Казалось бы, после пошлых шуточек и разоблачений Дружище Бастера у зрителей должна была пропасть всякая религиозность. Однако ничего подобного. В действительно великолепной сцене, которую Дик изобразил необычайно талантливо, Мерсер появляется перед одним из своих учеников, blade runner, сидящим без сил перед «ящиком сопереживания», который отныне заполняют помехи, какие бывают по окончании вещания, и спокойно объясняет ему: да всё, что сказал Дружище Бастер, — правда, всё, включая и виски, без которого ему, старому актеру-алкоголику, и в самом деле тяжело обходиться, но это ничего не меняет. Абсолютно ничего. «Потому что ты здесь, и я здесь».

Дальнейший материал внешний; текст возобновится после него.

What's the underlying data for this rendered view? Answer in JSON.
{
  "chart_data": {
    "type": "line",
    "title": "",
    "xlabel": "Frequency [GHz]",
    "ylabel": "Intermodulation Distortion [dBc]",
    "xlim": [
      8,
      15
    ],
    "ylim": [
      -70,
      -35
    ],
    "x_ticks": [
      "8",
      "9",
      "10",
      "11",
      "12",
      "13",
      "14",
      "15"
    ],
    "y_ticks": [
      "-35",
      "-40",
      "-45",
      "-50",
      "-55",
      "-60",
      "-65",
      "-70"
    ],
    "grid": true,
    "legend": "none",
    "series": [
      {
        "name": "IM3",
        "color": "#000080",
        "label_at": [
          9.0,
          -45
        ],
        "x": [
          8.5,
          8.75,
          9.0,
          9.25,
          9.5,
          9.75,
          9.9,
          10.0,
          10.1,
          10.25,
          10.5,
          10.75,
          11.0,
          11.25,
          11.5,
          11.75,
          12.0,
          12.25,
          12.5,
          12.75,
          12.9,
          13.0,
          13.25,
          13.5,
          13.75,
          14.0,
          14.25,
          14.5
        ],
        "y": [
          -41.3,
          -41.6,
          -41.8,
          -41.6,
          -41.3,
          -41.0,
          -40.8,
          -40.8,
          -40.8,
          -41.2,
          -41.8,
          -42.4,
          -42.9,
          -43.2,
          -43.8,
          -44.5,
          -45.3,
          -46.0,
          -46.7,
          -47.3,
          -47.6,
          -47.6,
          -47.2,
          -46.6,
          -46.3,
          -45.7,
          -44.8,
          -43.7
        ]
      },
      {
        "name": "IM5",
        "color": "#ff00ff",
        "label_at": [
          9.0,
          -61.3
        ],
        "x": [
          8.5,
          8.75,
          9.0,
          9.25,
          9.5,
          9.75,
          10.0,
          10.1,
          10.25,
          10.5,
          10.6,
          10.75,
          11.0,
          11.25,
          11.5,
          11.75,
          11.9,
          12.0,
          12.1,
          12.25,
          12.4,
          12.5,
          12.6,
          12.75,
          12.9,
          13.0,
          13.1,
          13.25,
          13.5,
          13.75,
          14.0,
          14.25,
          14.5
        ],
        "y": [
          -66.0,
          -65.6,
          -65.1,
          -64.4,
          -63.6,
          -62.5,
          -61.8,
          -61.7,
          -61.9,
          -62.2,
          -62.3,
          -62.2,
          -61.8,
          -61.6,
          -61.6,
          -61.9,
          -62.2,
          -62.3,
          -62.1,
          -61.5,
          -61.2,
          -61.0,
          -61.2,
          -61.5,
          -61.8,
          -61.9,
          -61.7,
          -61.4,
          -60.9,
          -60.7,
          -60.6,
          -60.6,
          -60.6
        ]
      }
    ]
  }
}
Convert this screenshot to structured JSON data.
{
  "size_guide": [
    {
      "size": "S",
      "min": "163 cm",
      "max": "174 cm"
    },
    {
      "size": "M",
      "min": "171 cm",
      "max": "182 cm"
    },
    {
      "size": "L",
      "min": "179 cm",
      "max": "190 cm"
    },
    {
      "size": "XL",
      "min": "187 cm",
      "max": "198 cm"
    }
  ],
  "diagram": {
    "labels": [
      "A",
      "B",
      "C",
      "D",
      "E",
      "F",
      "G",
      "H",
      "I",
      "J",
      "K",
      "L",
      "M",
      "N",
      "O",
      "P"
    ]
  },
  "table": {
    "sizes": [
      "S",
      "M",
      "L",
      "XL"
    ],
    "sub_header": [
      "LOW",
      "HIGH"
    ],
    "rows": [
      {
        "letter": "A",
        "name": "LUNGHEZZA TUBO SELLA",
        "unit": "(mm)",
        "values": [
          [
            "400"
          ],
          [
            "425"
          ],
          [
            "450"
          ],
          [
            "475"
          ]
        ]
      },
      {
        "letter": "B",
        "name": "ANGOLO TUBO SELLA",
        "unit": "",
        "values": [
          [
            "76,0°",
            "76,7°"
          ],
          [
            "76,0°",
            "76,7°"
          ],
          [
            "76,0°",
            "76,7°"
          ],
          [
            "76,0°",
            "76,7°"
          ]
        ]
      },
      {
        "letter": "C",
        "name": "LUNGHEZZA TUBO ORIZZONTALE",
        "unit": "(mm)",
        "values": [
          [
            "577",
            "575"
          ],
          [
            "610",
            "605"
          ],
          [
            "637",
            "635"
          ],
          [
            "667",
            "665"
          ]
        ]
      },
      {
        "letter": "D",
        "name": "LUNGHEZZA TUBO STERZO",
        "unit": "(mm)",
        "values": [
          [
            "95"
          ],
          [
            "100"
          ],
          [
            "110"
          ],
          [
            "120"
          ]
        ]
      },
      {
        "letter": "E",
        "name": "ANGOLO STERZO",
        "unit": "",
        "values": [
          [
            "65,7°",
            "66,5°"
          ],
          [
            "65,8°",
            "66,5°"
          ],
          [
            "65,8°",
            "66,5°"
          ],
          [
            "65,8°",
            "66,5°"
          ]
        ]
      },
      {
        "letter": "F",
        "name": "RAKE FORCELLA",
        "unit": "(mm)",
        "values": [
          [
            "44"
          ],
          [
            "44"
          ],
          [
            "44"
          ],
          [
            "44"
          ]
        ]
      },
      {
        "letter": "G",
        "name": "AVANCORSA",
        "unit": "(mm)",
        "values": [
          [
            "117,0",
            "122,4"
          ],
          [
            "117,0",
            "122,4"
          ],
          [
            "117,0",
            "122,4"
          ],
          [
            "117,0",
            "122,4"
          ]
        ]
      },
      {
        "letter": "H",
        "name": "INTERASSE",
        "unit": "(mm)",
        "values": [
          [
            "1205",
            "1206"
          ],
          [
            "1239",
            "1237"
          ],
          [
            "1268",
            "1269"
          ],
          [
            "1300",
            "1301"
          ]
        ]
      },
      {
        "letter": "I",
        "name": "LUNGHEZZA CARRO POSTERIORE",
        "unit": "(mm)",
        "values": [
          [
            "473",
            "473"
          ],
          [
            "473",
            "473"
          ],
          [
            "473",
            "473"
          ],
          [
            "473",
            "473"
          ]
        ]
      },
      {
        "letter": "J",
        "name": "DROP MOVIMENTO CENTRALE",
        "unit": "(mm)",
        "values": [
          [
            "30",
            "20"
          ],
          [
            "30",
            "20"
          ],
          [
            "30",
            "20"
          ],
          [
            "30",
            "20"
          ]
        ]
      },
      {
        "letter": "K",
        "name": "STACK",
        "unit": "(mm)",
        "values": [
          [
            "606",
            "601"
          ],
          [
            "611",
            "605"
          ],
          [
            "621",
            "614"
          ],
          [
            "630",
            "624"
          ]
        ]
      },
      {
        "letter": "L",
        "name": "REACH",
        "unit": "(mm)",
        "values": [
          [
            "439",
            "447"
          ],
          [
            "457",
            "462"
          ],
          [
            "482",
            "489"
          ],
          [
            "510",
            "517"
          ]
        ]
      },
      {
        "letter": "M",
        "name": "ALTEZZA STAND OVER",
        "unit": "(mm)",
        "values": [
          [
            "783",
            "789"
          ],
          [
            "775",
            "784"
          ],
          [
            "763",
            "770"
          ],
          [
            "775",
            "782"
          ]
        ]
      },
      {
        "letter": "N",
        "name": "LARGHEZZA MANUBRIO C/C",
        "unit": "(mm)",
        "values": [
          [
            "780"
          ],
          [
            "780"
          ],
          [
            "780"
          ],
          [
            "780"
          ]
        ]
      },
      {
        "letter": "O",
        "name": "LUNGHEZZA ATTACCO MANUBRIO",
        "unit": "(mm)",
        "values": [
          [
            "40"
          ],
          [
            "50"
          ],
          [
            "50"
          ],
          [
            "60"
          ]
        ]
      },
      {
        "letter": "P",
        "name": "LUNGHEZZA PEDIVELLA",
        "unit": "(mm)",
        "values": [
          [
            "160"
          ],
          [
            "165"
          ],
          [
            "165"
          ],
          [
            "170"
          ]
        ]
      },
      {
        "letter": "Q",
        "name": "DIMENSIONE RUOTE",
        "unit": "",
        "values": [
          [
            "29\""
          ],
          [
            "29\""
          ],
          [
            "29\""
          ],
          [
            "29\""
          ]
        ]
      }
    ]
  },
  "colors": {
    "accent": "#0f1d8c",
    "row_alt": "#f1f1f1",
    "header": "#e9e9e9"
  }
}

С помощью этого символа веры, отчаянно сопротивляющегося очевидному, Дик обозначил свою позицию в споре, который так волновал тогда общественность, по меньшей мере, ту ее часть, которая интересовалась религиозными вопросами. Находка в 1947 году рукописей Мертвого моря наделала много шума, и в результате распространилась идея, что, если значительная часть учения, приписываемого Иисусу синоптическими Евангелиями, отражена в документах, появившихся еще до его рождения, то это учение, возможно, не так уж оригинально, как полагали, а тот, кто его распространял, — всего лишь проповедник, каких тогда было много в Палестине. И даже, если принять во внимание, во что верят и верили миллиарды людей, простой обманщик. Атеисты, вступившие в полемику, полагали, что обрели весомый аргумент против христианства. Церковники заволновались. Некоторые даже считали, что их вера пошатнулась под действием этих открытий, и среди них был епископ Калифорнийской епархии англиканской церкви Джеймс А. Пайк.

Господин Пайк был тогда важной общественной фигурой, этаким образцом современного прелата. Бывший адвокат, выдающийся оратор, он сражался за гражданские права, участвовал в знаменитом марше в городе Селма бок о бок с Мартином Лютером Кингом, был другом клана Кеннеди. Ему американцы были обязаны введением рока в культовые церемонии и возведением в Сан-Франциско собора, витражи которого, наряду с удачно стилизованными святыми, весьма реалистично изображали Альберта Эйнштейна или, скажем, астронавта Джона Гленна. Фотографии Пайка красовались на обложках «Тайм» и «Ньюс-уик». Он участвовал в весьма популярном телевизионном шоу. Особую пикантность имиджу Пайка придавало то, что против него только что был начат процесс: прелат занимал откровенно еретическую позицию по отношению к Святомуо Духу, который, по его мнению, исчез из обращения со времен апостолов.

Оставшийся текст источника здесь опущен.